Google, rédacteur en chef du web

Google News le grand chef des rédactions web. C’est le premier site d’actualité consulté le matin, et l’onglet traîne sur la plupart des ordinateurs au bureau. Les rédacteurs en chef doivent désormais adapter leurs méthodes de travail si ils ne veulent pas se faire un ennemi de ce nouveau collègue.

©Algo

Article le plus lu, partagé, tweeté, commenté, les algorithmes ont pris possession des pages d’accueil des sites Web des grands médias. Ces logiciels vont jusqu’à décider quel titre ou illustration suscitera le plus de clics. Ce n’est plus vraiment le rédacteur en chef qui décide de la mise en scène éditoriale mais bien les grands noms d’internet : Google, Twitter, Facebook, etc. Pour être encore plus rapide et rentables, il n’est d’ailleurs pas rare de voir les pigistes remplacés par des robots. Ces derniers sont bien plus efficaces en référencement que leurs confrères. Pour les concurrencer, les journalistes web re-titrent leurs articles à intervalles réguliers et insèrent des signes de ponctuation dans le but de plaire au tout puissant Google.

A grands coups d’actualisation de la page des news, le rédacteur en chef surveille le classement de ses papiers dans l’agrégateur. La loi du SEO, « Search Engine Optimization », règne dans la rédaction. Que ce soit la titraille, le contenu des articles, la façon dont ils sont écrits et édités, tout doit être remanié pour obtenir une place toujours meilleure dans le cœur de Google. Dans les rédactions est apparu petit à petit un nouveau métier : le spécialiste du référencement.
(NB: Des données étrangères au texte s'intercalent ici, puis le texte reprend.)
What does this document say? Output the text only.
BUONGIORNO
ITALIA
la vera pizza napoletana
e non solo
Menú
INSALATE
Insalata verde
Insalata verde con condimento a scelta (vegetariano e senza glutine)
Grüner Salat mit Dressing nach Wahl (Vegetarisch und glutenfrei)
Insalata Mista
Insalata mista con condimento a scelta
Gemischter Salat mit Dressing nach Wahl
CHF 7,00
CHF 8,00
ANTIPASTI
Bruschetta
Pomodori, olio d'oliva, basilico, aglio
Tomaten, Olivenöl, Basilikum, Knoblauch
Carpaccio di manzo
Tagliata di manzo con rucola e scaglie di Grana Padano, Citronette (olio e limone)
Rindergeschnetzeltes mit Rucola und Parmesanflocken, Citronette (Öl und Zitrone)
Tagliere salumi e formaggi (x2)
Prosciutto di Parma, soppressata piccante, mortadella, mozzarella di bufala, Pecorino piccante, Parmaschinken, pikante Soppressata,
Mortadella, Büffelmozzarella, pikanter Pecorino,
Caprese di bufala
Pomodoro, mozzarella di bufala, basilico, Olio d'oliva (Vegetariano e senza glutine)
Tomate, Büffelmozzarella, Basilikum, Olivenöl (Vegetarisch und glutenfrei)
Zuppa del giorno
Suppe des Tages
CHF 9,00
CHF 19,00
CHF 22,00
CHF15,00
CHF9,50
Il n’est pas journaliste mais « sait parler aux moteurs » et peut faire en sorte que le site pour lequel il travaille soit bien – ou mieux – repéré par les moteurs de recherche. Ces maitres du point G sont devenus indispensables. Masha Rigin, spécialiste du référencement pour Thedailybeast.com, expliquait pour le magazine Slate qu’il faut « anticiper ce que les utilisateurs vont chercher sur Google, et avec quels termes ils vont faire leurs requêtes, afin d’utiliser ces termes dans le titre de votre article » et que désormais les titres « drôles et spirituels » sont inutiles. En somme les journalistes sont donc invités à écrire comme des robots.